Spielbericht: 35. Spieltag | Rot-Weiss Essen - FC
St. Pauli
Ist der Drops nun gelutscht,
der Fisch gegessen, die Messe gelesen oder der
Apfel gar schon geschält? Ist RWE nun wieder
aufgestiegen? Theoretisch natürlich noch nicht,
denn weder Kiel noch Lübeck verloren ihre Spiele,
die Voraussetzung für den 100%-igen ganz sicheren
Aufstieg wurden also von der Konkurrenz nicht erfüllt.
Dennoch kann man sagen, RWE gelang mit dem 2:0 (2:0)
Erfolg über den FC St. Pauli ein Meilenstein
auf dem direkten Weg zurück ins Fußball-Unterhaus.
So sahen es wohl auch die meisten der gut 18.000 Fans,
sofern sie rot-weissen Glaubens waren. Symbolisch
dafür eine Szene aus der 87. Minute. Essens Kapitän
Ali Bilgin verlässt unter Ovationen den Rasen
und macht, von der Nord dazu aufgefordert, von der
Seitenlinie aus die Welle mit den Anhängern.

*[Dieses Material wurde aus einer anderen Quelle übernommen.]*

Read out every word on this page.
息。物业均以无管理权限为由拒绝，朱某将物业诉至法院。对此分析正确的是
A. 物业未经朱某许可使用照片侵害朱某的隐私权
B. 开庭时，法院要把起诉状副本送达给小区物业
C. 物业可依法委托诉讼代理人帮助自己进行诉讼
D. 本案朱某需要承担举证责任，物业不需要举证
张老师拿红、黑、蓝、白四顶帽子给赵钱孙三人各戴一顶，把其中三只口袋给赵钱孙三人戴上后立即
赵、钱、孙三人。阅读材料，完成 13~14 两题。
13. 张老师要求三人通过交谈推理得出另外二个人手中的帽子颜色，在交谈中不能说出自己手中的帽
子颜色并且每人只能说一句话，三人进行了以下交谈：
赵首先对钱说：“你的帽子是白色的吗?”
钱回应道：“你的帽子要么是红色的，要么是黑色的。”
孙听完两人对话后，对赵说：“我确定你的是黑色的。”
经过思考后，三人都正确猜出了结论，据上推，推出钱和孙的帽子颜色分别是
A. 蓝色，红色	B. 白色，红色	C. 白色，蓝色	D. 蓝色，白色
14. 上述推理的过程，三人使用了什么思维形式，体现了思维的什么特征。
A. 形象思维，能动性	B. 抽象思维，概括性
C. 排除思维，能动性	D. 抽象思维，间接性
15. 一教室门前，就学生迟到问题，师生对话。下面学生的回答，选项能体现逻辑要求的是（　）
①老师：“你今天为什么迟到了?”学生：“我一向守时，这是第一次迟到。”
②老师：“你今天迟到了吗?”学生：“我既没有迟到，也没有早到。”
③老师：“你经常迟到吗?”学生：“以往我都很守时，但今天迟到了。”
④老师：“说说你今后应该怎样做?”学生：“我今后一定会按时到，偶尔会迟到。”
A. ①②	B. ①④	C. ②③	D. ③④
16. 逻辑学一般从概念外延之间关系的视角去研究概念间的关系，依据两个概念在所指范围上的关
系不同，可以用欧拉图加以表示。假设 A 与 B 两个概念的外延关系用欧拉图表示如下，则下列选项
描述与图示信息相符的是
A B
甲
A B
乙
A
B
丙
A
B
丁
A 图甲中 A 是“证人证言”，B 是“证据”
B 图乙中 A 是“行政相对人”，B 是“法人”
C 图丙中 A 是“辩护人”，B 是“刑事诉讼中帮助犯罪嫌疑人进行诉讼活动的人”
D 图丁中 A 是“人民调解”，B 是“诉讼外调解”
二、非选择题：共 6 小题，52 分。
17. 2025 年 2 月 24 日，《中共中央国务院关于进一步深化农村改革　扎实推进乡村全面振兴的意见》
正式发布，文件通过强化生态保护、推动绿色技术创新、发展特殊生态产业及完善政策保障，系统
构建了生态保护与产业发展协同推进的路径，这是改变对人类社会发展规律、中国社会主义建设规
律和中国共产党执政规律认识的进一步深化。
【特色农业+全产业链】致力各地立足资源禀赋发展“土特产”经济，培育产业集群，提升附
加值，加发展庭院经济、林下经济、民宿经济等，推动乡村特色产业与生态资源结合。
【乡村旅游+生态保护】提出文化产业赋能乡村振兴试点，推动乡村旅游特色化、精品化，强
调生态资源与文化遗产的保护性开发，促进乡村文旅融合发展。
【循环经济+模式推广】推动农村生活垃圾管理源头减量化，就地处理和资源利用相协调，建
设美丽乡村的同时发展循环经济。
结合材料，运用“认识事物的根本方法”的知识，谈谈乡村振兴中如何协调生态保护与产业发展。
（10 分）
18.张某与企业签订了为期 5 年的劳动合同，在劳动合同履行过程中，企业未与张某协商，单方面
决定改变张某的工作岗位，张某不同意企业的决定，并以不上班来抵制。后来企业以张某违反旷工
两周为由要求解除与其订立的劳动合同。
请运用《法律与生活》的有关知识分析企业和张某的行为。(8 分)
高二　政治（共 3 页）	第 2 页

Überheblichkeit? Nein, eher die Freude und Erleichterung
darüber, dass den Rot-Weissen nur noch theoretisch
Stolpersteine im Weg liegen. Bei der Konstellation
der nächsten Woche könnte es ein verhältnismäßig
"stiller und leiser" Aufstieg werden.
Denn RWE kann sich dann zurücklehnen, da sie
bereits am Mittwoch das vorgezogene Herzkasper-Match
in Hamburg bei den Amateuren des HSV mit 4:3 für
sich entschieden haben. Die Konkurrenz hingegen könnte
erneut patzen und Essen so den Aufstieg bescheren.
Im Raum steht auch nach wie vor ein Lizenzent- oder
Punktabzug für den VFB Lübeck, der in der
kommenden Woche verhandelt werden soll. Im Moment
sind die Marzipanstädter überraschend wieder
der härteste Verfolger auf die Aufstiegsplätze.

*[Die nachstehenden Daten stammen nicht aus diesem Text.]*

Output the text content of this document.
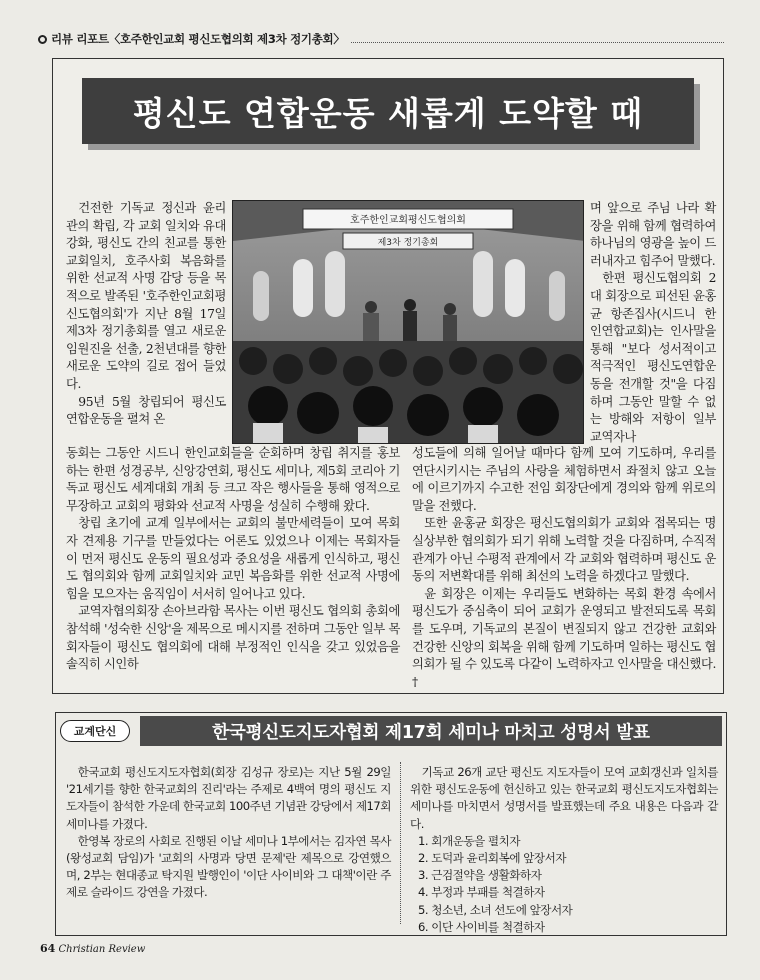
리뷰 리포트〈호주한인교회 평신도협의회 제3차 정기총회〉
평신도 연합운동 새롭게 도약할 때

건전한 기독교 정신과 윤리관의 확립, 각 교회 일치와 유대강화, 평신도 간의 친교를 통한 교회일치, 호주사회 복음화를 위한 선교적 사명 감당 등을 목적으로 발족된 '호주한인교회평신도협의회'가 지난 8월 17일 제3차 정기총회를 열고 새로운 임원진을 선출, 2천년대를 향한 새로운 도약의 길로 접어 들었다.

95년 5월 창립되어 평신도 연합운동을 펼쳐 온

호주한인교회평신도협의회
제3차 정기총회

며 앞으로 주님 나라 확장을 위해 함께 협력하여 하나님의 영광을 높이 드러내자고 힘주어 말했다.

한편 평신도협의회 2대 회장으로 피선된 윤홍균 항존집사(시드니 한인연합교회)는 인사말을 통해 "보다 성서적이고 적극적인 평신도연합운동을 전개할 것"을 다짐하며 그동안 말할 수 없는 방해와 저항이 일부 교역자나

동회는 그동안 시드니 한인교회들을 순회하며 창립 취지를 홍보하는 한편 성경공부, 신앙강연회, 평신도 세미나, 제5회 코리아 기독교 평신도 세계대회 개최 등 크고 작은 행사들을 통해 영적으로 무장하고 교회의 평화와 선교적 사명을 성실히 수행해 왔다.

창립 초기에 교계 일부에서는 교회의 불만세력들이 모여 목회자 견제용 기구를 만들었다는 어론도 있었으나 이제는 목회자들이 먼저 평신도 운동의 필요성과 중요성을 새롭게 인식하고, 평신도 협의회와 함께 교회일치와 교민 복음화를 위한 선교적 사명에 힘을 모으자는 움직임이 서서히 일어나고 있다.

교역자협의회장 손아브라함 목사는 이번 평신도 협의회 총회에 참석해 '성숙한 신앙'을 제목으로 메시지를 전하며 그동안 일부 목회자들이 평신도 협의회에 대해 부정적인 인식을 갖고 있었음을 솔직히 시인하

성도들에 의해 일어날 때마다 함께 모여 기도하며, 우리를 연단시키시는 주님의 사랑을 체험하면서 좌절치 않고 오늘에 이르기까지 수고한 전임 회장단에게 경의와 함께 위로의 말을 전했다.

또한 윤홍균 회장은 평신도협의회가 교회와 접목되는 명실상부한 협의회가 되기 위해 노력할 것을 다짐하며, 수직적 관계가 아닌 수평적 관계에서 각 교회와 협력하며 평신도 운동의 저변확대를 위해 최선의 노력을 하겠다고 말했다.

윤 회장은 이제는 우리들도 변화하는 목회 환경 속에서 평신도가 중심축이 되어 교회가 운영되고 발전되도록 목회를 도우며, 기독교의 본질이 변질되지 않고 건강한 교회와 건강한 신앙의 회복을 위해 함께 기도하며 일하는 평신도 협의회가 될 수 있도록 다같이 노력하자고 인사말을 대신했다. †

교계단신	한국평신도지도자협회 제17회 세미나 마치고 성명서 발표

한국교회 평신도지도자협회(회장 김성규 장로)는 지난 5월 29일 '21세기를 향한 한국교회의 진리'라는 주제로 4백여 명의 평신도 지도자들이 참석한 가운데 한국교회 100주년 기념관 강당에서 제17회 세미나를 가졌다.

한영복 장로의 사회로 진행된 이날 세미나 1부에서는 김자연 목사(왕성교회 담임)가 '교회의 사명과 당면 문제'란 제목으로 강연했으며, 2부는 현대종교 탁지원 발행인이 '이단 사이비와 그 대책'이란 주제로 슬라이드 강연을 가졌다.

기독교 26개 교단 평신도 지도자들이 모여 교회갱신과 일치를 위한 평신도운동에 헌신하고 있는 한국교회 평신도지도자협회는 세미나를 마치면서 성명서를 발표했는데 주요 내용은 다음과 같다.

1. 회개운동을 펼치자
2. 도덕과 윤리회복에 앞장서자
3. 근검절약을 생활화하자
4. 부정과 부패를 척결하자
5. 청소년, 소녀 선도에 앞장서자
6. 이단 사이비를 척결하자
64 Christian Review
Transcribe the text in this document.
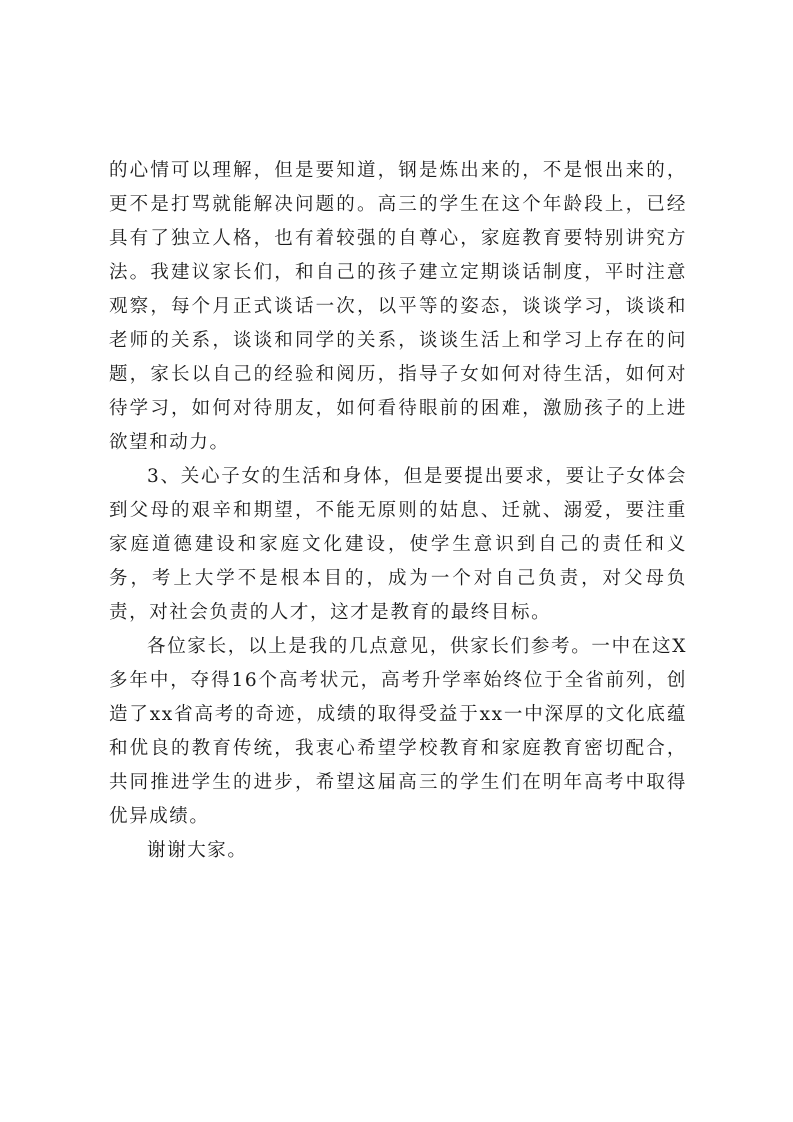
的心情可以理解，但是要知道，钢是炼出来的，不是恨出来的，更不是打骂就能解决问题的。高三的学生在这个年龄段上，已经具有了独立人格，也有着较强的自尊心，家庭教育要特别讲究方法。我建议家长们，和自己的孩子建立定期谈话制度，平时注意观察，每个月正式谈话一次，以平等的姿态，谈谈学习，谈谈和老师的关系，谈谈和同学的关系，谈谈生活上和学习上存在的问题，家长以自己的经验和阅历，指导子女如何对待生活，如何对待学习，如何对待朋友，如何看待眼前的困难，激励孩子的上进欲望和动力。

3、关心子女的生活和身体，但是要提出要求，要让子女体会到父母的艰辛和期望，不能无原则的姑息、迁就、溺爱，要注重家庭道德建设和家庭文化建设，使学生意识到自己的责任和义务，考上大学不是根本目的，成为一个对自己负责，对父母负责，对社会负责的人才，这才是教育的最终目标。

各位家长，以上是我的几点意见，供家长们参考。一中在这X多年中，夺得16个高考状元，高考升学率始终位于全省前列，创造了xx省高考的奇迹，成绩的取得受益于xx一中深厚的文化底蕴和优良的教育传统，我衷心希望学校教育和家庭教育密切配合，共同推进学生的进步，希望这届高三的学生们在明年高考中取得优异成绩。

谢谢大家。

Doch heraus aus der grauen Theorie, hinein in den
bunten Fußballtempel Hafenstraße, der
ein prächtiges Bild bot. Einem Aufruf der Ultras
Essen folgend, hatten Anhänger ihre Keller durchsucht
und jeder, der noch ein rot-weisses Fähnchen
sein Eigen nennen konnte, präsentierte dieses.
Nord und Ost erstrahlten in rot-weisser Farbenpracht
und sorgten, untermalt von erwartungsfreudigen Gesängen
schon vor dem Anpfiff, für Gänsehautatmosphäre,
die beim Einlauf der Mannschaften noch gesteigert
wurde. Nach Arie van Lents Bandscheibengeschichte
und Alex Löbes Zaunköniginterpretation war
die bange Frage, wer denn nun die Buden machen solle?
Aber wohl dem, der solche Mittelfeldspieler hat.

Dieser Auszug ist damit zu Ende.